Puerto Rico’s roast meats

There’s plenty here in Puerto Rico for vegetarians to love. Pescatarians too. But carnivores are especially in luck!

This photo shows how a number of restaurants and roadside stands roast meat. From the left, you can see sausage, blood sausage (known in these parts as morcilla), pork shoulder (pernil), chicken, and pork ribs. The meat gets displayed behind a window or showcase, sometimes while it’s being roasted, sometimes when it’s just being kept nice and warm.

Roast meat under heat lamps

This is Bebo’s BBQ near the San Juan international airport. It’s open 24 hours, if you’re ever in San Juan with a 3am craving.

Some of these BBQ-ish restaurants specialize in lechón, or roast suckling pig. They’re called lechoneras. The pig is roasted on a spit, then chopped into pieces with a machete and served by the pound. Some lechoneras also serve a turkey version called pavochón.

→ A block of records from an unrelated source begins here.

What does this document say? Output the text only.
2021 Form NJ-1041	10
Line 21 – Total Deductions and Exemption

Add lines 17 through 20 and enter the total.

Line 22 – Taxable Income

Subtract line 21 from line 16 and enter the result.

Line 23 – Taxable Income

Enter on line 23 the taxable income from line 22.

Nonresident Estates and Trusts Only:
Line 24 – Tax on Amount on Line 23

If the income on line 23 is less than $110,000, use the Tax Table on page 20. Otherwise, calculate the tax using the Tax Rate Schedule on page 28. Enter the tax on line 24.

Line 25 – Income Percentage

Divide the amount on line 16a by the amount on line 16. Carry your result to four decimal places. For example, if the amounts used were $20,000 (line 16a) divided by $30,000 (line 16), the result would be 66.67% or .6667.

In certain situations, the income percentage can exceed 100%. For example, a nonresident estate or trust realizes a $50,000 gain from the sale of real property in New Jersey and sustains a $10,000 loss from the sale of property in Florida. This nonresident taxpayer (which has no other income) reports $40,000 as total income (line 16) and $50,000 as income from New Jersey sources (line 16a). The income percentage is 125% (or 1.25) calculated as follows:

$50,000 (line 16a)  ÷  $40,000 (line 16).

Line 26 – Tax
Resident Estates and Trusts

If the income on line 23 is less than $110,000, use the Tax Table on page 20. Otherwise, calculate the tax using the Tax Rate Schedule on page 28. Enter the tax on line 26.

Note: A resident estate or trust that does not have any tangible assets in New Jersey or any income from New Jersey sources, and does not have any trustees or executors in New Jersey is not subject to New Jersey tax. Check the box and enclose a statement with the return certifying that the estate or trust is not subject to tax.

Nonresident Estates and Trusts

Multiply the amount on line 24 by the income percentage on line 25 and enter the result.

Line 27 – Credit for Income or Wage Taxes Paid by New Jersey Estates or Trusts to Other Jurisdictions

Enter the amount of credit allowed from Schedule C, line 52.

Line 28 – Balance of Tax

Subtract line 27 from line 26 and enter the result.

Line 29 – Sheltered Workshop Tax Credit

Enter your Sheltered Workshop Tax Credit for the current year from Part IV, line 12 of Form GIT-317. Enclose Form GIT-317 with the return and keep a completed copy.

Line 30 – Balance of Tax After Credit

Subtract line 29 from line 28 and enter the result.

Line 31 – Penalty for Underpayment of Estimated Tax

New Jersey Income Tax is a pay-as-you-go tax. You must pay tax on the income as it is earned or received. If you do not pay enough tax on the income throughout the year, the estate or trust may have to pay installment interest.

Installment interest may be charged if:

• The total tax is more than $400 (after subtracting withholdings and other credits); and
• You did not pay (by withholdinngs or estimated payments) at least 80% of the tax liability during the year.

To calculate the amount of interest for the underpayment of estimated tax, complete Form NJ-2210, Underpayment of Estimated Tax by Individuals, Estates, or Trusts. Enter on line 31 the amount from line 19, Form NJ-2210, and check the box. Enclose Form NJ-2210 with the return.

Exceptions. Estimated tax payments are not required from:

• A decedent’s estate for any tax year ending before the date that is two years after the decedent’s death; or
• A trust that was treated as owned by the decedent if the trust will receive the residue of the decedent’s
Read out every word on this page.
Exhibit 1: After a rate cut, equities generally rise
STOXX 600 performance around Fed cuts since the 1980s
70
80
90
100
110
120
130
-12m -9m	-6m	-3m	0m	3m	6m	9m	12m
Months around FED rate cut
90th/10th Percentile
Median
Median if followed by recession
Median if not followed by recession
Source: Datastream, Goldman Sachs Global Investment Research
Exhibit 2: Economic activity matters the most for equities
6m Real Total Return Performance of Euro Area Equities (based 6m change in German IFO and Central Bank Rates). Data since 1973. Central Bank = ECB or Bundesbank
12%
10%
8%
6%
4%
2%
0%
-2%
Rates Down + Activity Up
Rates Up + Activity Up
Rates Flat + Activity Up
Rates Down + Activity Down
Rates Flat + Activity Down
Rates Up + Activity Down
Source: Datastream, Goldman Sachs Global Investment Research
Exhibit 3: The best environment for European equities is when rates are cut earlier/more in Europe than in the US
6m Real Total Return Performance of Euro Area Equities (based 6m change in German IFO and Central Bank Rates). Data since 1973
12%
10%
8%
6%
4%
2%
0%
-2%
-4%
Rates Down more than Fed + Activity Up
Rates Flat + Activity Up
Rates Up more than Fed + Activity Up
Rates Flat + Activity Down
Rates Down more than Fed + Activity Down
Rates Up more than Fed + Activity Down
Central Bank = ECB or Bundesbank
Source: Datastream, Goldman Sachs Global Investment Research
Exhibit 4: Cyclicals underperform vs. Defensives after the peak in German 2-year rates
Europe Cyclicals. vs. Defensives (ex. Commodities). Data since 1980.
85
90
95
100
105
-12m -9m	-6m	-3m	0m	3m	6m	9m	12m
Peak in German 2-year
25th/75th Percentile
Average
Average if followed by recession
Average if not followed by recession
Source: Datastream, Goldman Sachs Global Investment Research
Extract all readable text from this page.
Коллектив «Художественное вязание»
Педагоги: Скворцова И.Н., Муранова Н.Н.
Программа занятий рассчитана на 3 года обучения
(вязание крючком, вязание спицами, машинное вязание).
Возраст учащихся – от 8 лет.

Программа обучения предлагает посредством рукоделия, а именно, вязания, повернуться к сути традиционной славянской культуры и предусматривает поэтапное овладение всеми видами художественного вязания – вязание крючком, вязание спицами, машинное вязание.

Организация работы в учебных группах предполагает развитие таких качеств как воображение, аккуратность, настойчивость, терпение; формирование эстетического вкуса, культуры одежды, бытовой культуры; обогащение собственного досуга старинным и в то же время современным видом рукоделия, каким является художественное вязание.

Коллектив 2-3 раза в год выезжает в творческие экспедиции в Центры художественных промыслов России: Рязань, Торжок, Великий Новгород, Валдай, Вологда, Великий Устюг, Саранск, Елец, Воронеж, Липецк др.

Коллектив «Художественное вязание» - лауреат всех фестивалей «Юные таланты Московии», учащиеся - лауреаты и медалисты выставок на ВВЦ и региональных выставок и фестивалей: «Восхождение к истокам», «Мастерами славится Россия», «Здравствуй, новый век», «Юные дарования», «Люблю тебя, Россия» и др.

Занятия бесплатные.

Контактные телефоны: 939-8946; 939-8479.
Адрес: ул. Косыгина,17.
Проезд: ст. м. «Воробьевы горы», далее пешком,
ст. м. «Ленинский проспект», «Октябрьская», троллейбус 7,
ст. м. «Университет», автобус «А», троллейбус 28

While the meat at these places is the main attraction, some of my tour members have said the side dishes are every bit as good. Standard sides include:

  • arroz con gandules (rice with pigeon peas) – note that these are not like green peas, they’re meatier like beans
  • amarillos (sweet plantains)
  • tostones (discs of savory green plantain fried, then mashed flat into discs)
  • batatas (the local variety of sweet potatos, light yellowish in color)
A to-go container of roast pork

I got a to-go order of lechon, rice with pigeon peas, and an amarillo or sweet plantain. The beautiful shiny thing on the left is a chicharron, or a piece of pork skin, which browns up that way as the pig is roasted. Some people consider that the best part.

Vegetarian warning – if it would bother you to be around a big spit pig, you should not visit Guavate, or probably any lechonera anywhere. They display the pigs in the front window, as a rule. Here’s what it looks like:

A suckling pig roasts on a spit

I don’t consider this the most appetizing sight. I’m used to a bigger disconnect between the meat I’m eating and the animal it came from.

NB: Special thanks to Charles Drabkin, who inspired me to visit Guavate for the first time. He’s a genius.